Psychiatrists in Beverly Hills charge hundreds of dollars an hour to basically prescribe dangerous drugs like Xanax, Valium, Adderall, Percocet, Viagra, and even stronger prescription sedatives. They have pills to take you up and make you go down. They have pills to instantly change any mood or feeling. Historically, the studios in Hollywood had these scumbags on staff to keep actors performing 24/7. Even when these doctors are caught doing dirty deeds, they hardly face discipline. Remember Conrad Murray, Michael Jackson’s doctor? They finally made an example out of him, when his gross misconduct was so obvious, they could no longer cover it up.
In the novel, “Palm Avenue,” there is a character, Dr. Davis, who represents the typical scumbag Beverly Hills psychiatrist to the stars. Dr. Davis administers intravenous sedatives during “therapy” sessions with his female patients. Dr. Davis has foot fetishes and other sexual kinks and his profession allows him access to a cornucopia of attractive and wealthy females. His strong sedatives relax his patients to a point of oblivion, so he can indulge in his sick fetishes without interruption. All on the clock of course.
Dr. Davis is an existentialist, who believes there are no moral absolutes. He feels zero guilt for anything he does and he counsels his patients accordingly. In the novel, “Palm Avenue,” Dr. Davis counsels his patient, Jillian. She is panicking because she is aging and is afraid she can no longer trade on her looks.
“Jillian, I appreciate your dramatics, but I think it is important to recognize certain realities and deal with them accordingly. None of us, none can be 25 forever.

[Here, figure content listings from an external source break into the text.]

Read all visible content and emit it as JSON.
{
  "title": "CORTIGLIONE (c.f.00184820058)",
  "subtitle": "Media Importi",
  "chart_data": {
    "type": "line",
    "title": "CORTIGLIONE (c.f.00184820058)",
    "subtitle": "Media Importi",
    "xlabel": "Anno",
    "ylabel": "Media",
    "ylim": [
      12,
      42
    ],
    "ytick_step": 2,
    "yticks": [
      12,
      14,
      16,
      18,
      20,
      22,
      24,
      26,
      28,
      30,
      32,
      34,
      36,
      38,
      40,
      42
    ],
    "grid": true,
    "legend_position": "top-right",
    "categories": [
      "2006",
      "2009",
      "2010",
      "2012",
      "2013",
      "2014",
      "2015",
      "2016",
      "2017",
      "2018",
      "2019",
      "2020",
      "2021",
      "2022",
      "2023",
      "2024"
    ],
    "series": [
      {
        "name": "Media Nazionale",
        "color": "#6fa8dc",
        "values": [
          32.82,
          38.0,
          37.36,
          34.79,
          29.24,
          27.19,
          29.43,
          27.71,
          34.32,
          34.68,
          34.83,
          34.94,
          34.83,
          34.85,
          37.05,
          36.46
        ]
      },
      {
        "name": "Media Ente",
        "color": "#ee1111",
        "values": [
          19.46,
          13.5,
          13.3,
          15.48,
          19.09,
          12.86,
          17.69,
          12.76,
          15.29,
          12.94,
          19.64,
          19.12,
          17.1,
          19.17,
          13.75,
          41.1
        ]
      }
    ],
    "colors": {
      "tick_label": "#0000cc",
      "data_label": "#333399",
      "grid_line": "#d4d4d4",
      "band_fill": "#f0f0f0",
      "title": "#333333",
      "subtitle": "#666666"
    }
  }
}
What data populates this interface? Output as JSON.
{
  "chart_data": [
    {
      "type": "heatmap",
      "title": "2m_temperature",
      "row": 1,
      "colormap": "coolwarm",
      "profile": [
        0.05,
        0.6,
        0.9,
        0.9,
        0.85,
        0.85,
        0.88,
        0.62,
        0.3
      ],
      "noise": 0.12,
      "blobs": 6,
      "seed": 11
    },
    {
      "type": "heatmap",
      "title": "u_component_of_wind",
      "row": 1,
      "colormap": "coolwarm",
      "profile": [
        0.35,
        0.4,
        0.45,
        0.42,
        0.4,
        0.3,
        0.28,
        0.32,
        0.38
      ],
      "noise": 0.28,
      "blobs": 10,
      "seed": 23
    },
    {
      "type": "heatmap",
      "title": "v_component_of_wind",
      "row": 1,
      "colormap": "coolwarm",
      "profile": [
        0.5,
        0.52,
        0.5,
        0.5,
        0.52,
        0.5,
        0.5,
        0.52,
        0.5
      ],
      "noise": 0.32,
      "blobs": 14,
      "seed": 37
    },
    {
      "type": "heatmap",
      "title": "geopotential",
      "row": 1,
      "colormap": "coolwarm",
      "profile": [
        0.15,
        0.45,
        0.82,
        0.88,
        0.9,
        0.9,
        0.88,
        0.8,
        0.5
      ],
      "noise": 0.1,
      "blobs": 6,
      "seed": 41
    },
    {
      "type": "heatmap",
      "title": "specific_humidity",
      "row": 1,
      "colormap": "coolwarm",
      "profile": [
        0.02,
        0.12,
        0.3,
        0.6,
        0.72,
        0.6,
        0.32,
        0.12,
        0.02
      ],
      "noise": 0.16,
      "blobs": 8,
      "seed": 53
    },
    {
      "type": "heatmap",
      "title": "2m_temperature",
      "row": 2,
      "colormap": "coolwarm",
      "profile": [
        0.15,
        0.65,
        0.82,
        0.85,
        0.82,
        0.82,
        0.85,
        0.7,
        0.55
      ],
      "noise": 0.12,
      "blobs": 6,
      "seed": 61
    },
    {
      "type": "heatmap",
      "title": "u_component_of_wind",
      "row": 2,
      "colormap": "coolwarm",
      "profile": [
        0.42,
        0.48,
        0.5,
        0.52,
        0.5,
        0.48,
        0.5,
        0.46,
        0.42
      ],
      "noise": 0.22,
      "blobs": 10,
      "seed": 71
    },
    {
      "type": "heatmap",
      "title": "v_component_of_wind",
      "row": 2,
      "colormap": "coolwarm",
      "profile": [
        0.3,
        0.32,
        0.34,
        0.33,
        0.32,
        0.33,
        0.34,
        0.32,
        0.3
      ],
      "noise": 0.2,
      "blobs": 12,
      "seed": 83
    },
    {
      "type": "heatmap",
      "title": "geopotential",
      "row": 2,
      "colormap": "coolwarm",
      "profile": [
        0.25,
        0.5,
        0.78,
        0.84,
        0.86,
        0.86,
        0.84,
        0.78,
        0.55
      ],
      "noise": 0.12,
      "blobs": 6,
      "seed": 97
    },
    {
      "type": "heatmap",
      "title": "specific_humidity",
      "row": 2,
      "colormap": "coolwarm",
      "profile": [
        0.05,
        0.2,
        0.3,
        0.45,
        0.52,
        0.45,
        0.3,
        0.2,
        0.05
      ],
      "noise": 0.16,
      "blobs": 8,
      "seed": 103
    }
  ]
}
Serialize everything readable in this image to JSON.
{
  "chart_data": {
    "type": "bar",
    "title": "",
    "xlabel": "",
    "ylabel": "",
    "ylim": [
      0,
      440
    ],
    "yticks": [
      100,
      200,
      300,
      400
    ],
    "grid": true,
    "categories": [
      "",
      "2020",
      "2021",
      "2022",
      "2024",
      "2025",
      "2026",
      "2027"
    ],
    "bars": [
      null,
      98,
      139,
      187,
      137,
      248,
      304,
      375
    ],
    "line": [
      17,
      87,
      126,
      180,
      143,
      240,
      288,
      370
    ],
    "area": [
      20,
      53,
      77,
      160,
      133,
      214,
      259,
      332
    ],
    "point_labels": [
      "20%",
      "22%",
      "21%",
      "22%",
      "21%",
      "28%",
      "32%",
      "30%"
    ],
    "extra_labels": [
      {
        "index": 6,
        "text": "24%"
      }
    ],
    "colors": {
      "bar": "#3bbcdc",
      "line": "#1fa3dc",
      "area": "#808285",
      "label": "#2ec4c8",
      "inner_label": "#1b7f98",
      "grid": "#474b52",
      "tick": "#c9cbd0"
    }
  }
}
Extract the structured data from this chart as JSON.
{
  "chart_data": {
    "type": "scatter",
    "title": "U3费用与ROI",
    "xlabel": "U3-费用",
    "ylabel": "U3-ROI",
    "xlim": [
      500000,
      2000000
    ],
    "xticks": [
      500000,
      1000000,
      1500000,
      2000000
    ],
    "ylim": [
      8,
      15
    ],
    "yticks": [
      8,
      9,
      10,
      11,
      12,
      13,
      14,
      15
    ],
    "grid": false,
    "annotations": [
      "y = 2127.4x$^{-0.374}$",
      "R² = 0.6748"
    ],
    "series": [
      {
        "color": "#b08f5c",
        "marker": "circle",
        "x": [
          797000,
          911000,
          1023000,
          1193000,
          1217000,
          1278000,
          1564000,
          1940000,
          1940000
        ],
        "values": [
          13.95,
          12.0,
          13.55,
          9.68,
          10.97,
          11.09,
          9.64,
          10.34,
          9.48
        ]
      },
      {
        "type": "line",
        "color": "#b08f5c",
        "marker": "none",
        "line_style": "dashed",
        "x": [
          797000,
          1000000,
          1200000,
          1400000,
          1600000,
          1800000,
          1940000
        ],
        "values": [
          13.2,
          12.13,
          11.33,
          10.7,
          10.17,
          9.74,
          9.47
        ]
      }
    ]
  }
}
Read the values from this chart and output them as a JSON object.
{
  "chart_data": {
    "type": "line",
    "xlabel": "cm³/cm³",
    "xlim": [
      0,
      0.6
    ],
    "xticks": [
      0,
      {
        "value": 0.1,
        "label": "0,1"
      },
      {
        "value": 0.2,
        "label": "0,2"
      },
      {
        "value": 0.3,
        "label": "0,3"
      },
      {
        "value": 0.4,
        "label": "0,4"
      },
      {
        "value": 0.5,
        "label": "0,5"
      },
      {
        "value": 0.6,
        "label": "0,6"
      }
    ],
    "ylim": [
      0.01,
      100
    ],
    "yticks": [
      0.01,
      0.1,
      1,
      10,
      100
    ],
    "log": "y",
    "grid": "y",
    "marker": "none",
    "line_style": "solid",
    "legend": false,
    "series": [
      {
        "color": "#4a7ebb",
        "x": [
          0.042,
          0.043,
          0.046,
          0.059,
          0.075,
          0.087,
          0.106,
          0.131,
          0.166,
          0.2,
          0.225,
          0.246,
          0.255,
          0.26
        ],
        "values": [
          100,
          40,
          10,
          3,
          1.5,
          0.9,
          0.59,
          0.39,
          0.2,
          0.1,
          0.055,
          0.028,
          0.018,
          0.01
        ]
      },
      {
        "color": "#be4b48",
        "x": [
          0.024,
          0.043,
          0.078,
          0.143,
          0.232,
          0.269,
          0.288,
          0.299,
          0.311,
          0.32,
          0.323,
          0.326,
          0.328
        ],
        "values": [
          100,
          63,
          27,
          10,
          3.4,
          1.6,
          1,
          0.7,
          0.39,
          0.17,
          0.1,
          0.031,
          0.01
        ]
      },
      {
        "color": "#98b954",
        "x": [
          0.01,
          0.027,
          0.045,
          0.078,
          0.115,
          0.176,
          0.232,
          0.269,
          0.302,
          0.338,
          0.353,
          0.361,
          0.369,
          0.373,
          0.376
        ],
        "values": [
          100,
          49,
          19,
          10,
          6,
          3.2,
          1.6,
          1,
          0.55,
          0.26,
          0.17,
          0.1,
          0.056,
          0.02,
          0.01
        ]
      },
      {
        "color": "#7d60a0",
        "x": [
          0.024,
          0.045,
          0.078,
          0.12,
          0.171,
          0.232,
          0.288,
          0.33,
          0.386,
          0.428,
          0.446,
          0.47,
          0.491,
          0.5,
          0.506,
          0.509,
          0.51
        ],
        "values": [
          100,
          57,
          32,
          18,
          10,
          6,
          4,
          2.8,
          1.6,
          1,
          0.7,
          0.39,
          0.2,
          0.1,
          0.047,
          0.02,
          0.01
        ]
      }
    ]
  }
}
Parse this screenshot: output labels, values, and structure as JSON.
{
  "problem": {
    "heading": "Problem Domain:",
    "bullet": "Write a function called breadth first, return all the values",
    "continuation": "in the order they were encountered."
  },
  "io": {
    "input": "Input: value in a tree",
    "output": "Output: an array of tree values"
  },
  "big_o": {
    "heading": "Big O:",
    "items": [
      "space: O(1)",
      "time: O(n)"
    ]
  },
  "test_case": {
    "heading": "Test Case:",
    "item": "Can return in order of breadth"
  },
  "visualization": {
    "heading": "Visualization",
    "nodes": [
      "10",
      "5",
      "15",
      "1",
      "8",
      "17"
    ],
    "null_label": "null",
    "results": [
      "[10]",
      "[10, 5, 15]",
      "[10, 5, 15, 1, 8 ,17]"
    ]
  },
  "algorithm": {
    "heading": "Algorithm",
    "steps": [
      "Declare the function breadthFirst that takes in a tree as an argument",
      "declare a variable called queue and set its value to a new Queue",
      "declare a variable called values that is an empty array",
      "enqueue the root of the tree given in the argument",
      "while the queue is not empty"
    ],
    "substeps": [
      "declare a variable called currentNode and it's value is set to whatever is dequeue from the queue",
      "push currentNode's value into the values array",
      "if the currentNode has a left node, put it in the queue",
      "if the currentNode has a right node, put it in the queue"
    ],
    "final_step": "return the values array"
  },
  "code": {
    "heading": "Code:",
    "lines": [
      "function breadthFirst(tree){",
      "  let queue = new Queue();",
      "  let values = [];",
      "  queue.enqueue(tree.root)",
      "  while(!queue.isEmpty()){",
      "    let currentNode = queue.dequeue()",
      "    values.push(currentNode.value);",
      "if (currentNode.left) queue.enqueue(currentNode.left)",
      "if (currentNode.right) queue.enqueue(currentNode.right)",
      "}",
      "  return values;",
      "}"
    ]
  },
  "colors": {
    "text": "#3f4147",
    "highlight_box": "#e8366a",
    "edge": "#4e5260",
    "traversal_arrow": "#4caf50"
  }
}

I experienced similar feelings just after I turned 40, but now I am in my 50’s and I am closer to self actualization than I have ever been. It’s important to know that these are normal phases and transition periods that are a part of life,” Dr. Davis said as he put on latex gloves. He stood and walked over to his desk. He took a syringe that was already loaded and a rubber strap and walked back to his chair.
Jillian watched him with anticipation.
Dr. Davis took her left arm and wrapped the rubber strap around her bicep. “This will relax you,” he said. “This will only hurt a second,” he said.
He quickly found a vein and injected her. Jillian cringed, and then her eyes rolled back into her head as the drug quickly hit her.
“Remember, the solution will present itself when we are open to all of the possibilities,” Dr. Davis said.
Naturally, Jillian highly recommends Dr. Davis to Chloe and Ashley as the solution to all of their problems. It’s only $250 an hour, and he will write a prescription for all kinds of candy. Dr. Davis is fictional character in the novel “Palm Avenue,” and any resemblance to living person is purely coincidental.